I once heard Phillips Brooks urge in a sermon that ‘a man does not have a right to all his rights,’ legal or moral. He may be able to enforce them if he wishes; but, as human nature goes, it is better not to expect the last scrap of what is due. It is good for the successful man to feel that he has a large responsibility to the less successful. Those who are climbing up without looking around would do well to take in the world about them, and their relations to others, as they begin to reach the top. It is they who should do the most to assuage the bitterness of unsuccess, no matter if discontent is unreasoning. It is they who must temper the wind to the shorn lamb in the great world of industry.
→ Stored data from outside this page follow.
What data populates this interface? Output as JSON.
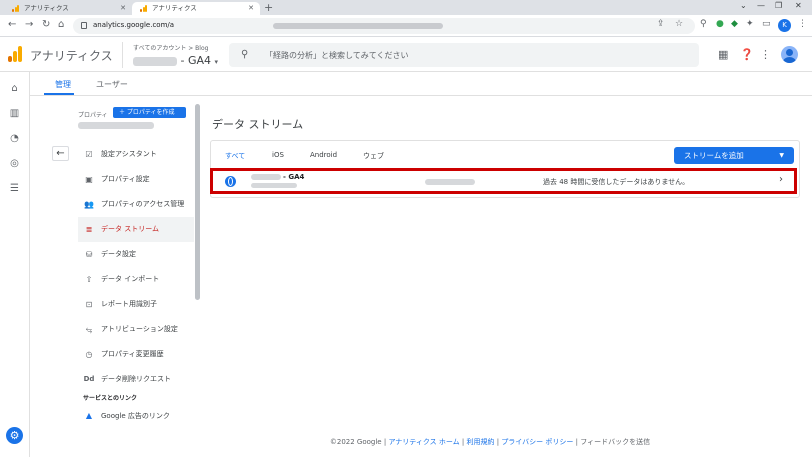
{
  "browser": {
    "tabs": [
      {
        "title": "アナリティクス",
        "active": false
      },
      {
        "title": "アナリティクス",
        "active": true
      }
    ],
    "url": "analytics.google.com/a",
    "profile_initial": "K"
  },
  "header": {
    "app_name": "アナリティクス",
    "breadcrumb": "すべてのアカウント > Blog",
    "property_suffix": "- GA4",
    "search_placeholder": "「経路の分析」と検索してみてください"
  },
  "admin_tabs": [
    {
      "label": "管理",
      "active": true
    },
    {
      "label": "ユーザー",
      "active": false
    }
  ],
  "property_column": {
    "label": "プロパティ",
    "create_button": "プロパティを作成",
    "menu": [
      {
        "label": "設定アシスタント",
        "icon": "checkbox-icon",
        "active": false
      },
      {
        "label": "プロパティ設定",
        "icon": "property-settings-icon",
        "active": false
      },
      {
        "label": "プロパティのアクセス管理",
        "icon": "people-icon",
        "active": false
      },
      {
        "label": "データ ストリーム",
        "icon": "data-stream-icon",
        "active": true
      },
      {
        "label": "データ設定",
        "icon": "database-icon",
        "active": false
      },
      {
        "label": "データ インポート",
        "icon": "upload-icon",
        "active": false
      },
      {
        "label": "レポート用識別子",
        "icon": "identity-icon",
        "active": false
      },
      {
        "label": "アトリビューション設定",
        "icon": "attribution-icon",
        "active": false
      },
      {
        "label": "プロパティ変更履歴",
        "icon": "history-icon",
        "active": false
      },
      {
        "label": "データ削除リクエスト",
        "icon": "dd-icon",
        "active": false
      }
    ],
    "links_section": "サービスとのリンク",
    "links": [
      {
        "label": "Google 広告のリンク",
        "icon": "google-ads-icon"
      }
    ]
  },
  "data_streams": {
    "title": "データ ストリーム",
    "filters": [
      {
        "label": "すべて",
        "active": true
      },
      {
        "label": "iOS",
        "active": false
      },
      {
        "label": "Android",
        "active": false
      },
      {
        "label": "ウェブ",
        "active": false
      }
    ],
    "add_button": "ストリームを追加",
    "stream": {
      "name_suffix": "- GA4",
      "status": "過去 48 時間に受信したデータはありません。"
    }
  },
  "footer": {
    "copyright": "©2022 Google |",
    "links": [
      "アナリティクス ホーム",
      "利用規約",
      "プライバシー ポリシー"
    ],
    "feedback": "フィードバックを送信"
  },
  "colors": {
    "accent": "#1a73e8",
    "highlight_border": "#cc0000",
    "active_menu": "#c5221f"
  }
}
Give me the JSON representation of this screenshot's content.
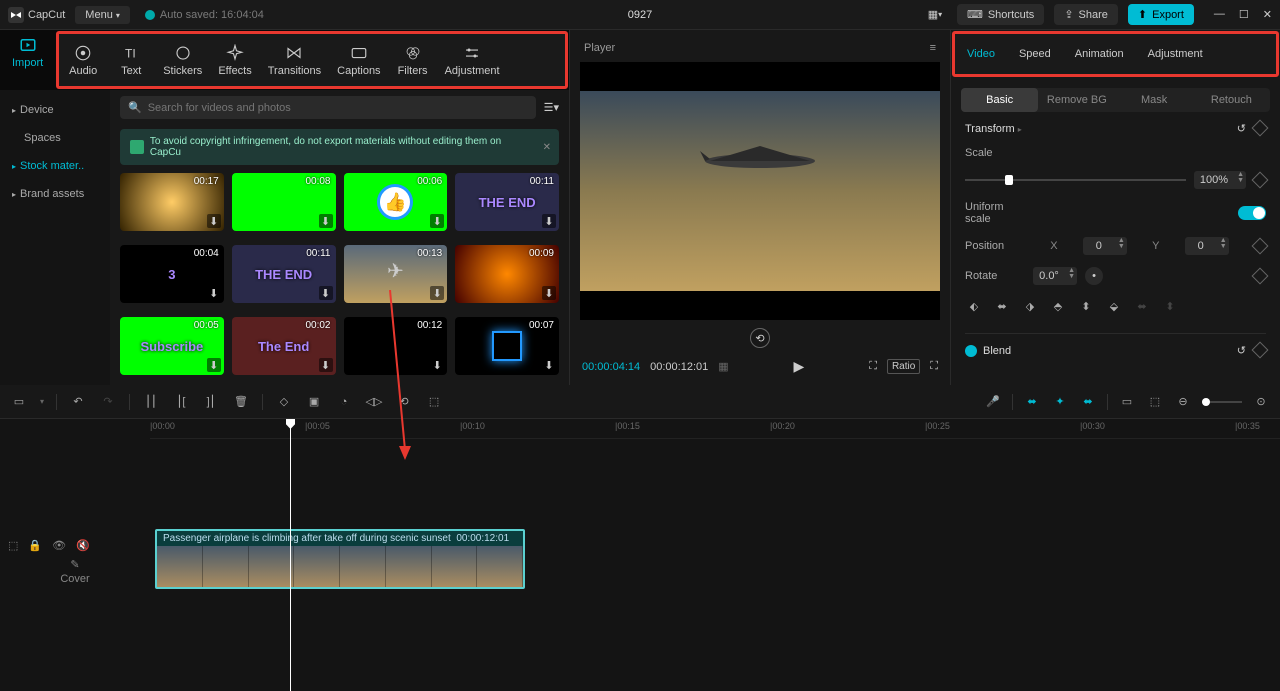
{
  "titlebar": {
    "app_name": "CapCut",
    "menu_label": "Menu",
    "autosave_text": "Auto saved: 16:04:04",
    "project_name": "0927",
    "shortcuts_label": "Shortcuts",
    "share_label": "Share",
    "export_label": "Export"
  },
  "top_tabs": {
    "import": "Import",
    "audio": "Audio",
    "text": "Text",
    "stickers": "Stickers",
    "effects": "Effects",
    "transitions": "Transitions",
    "captions": "Captions",
    "filters": "Filters",
    "adjustment": "Adjustment"
  },
  "left_sidebar": {
    "device": "Device",
    "spaces": "Spaces",
    "stock": "Stock mater..",
    "brand": "Brand assets"
  },
  "search": {
    "placeholder": "Search for videos and photos"
  },
  "copyright_notice": "To avoid copyright infringement, do not export materials without editing them on CapCu",
  "thumbs": [
    {
      "dur": "00:17",
      "bg": "radial-gradient(circle,#fc6,#320)"
    },
    {
      "dur": "00:08",
      "bg": "#0f0"
    },
    {
      "dur": "00:06",
      "bg": "#0f0",
      "overlay": "thumbs-up"
    },
    {
      "dur": "00:11",
      "bg": "#2a2a4a",
      "text": "THE END"
    },
    {
      "dur": "00:04",
      "bg": "#000",
      "text": "3"
    },
    {
      "dur": "00:11",
      "bg": "#2a2a4a",
      "text": "THE END"
    },
    {
      "dur": "00:13",
      "bg": "linear-gradient(180deg,#5a6a7a,#c0a060)",
      "plane": true
    },
    {
      "dur": "00:09",
      "bg": "radial-gradient(circle,#f80,#400)"
    },
    {
      "dur": "00:05",
      "bg": "#0f0",
      "text": "Subscribe"
    },
    {
      "dur": "00:02",
      "bg": "#5a2020",
      "text": "The End"
    },
    {
      "dur": "00:12",
      "bg": "#000"
    },
    {
      "dur": "00:07",
      "bg": "#000",
      "square": true
    }
  ],
  "player": {
    "header": "Player",
    "current_time": "00:00:04:14",
    "total_time": "00:00:12:01",
    "ratio_label": "Ratio"
  },
  "right_tabs": {
    "video": "Video",
    "speed": "Speed",
    "animation": "Animation",
    "adjustment": "Adjustment"
  },
  "sub_tabs": {
    "basic": "Basic",
    "removebg": "Remove BG",
    "mask": "Mask",
    "retouch": "Retouch"
  },
  "inspector": {
    "transform_title": "Transform",
    "scale_label": "Scale",
    "scale_value": "100%",
    "uniform_label": "Uniform scale",
    "position_label": "Position",
    "position_x_label": "X",
    "position_x_value": "0",
    "position_y_label": "Y",
    "position_y_value": "0",
    "rotate_label": "Rotate",
    "rotate_value": "0.0°",
    "blend_label": "Blend"
  },
  "timeline": {
    "cover_label": "Cover",
    "ticks": [
      "00:00",
      "00:05",
      "00:10",
      "00:15",
      "00:20",
      "00:25",
      "00:30",
      "00:35"
    ],
    "clip_label": "Passenger airplane is climbing after take off during scenic sunset",
    "clip_duration": "00:00:12:01"
  }
}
Men do not want charity. The task is to create conditions where men by self-help can work out their own salvation and make charity unnecessary.

The key to the problem so far as it concerns labor is the principle of superiority due to ‘natural monopoly.’ The only real permanent aid to low wages is to increase the productivity and skill of the persons at the bottom. Instead of talking of such injurious palliatives as minimum wages, create institutions at once where those persons can be given a trade or training for a gainful occupation. The cry for a minimum wage is evidence of the industrial incapacity, the lack of producing power, in masses of our people. The concrete ways of increasing the productive power of each man and woman are not unknown. Moreover, the captain of industry who does not ‘have a right to all his rights,’ can introduce into his shops carefully worked-out plans for helping his operatives to rise in life; to better conditions by welfare work; to encourage savings and thrift; to introduce the stimulus of profitsharing; and above all, establish civilservice methods devised to pick out and promote the promising youth so that the path from the bottom to the top is open to every employee. Under unrestricted competition, there will be seen the inevitable results of ‘natural monopoly’ by which superiority comes to its own, and wages are in some proportion to productive power. Thus organization may be used to forward merit; and our individualistic democracy may found its material development on the satisfactory basis of correct economic principles.

  1. Being here concerned with persons, we need not discuss monopoly due to possession of natural resources, such as anthracite coal-beds and the like.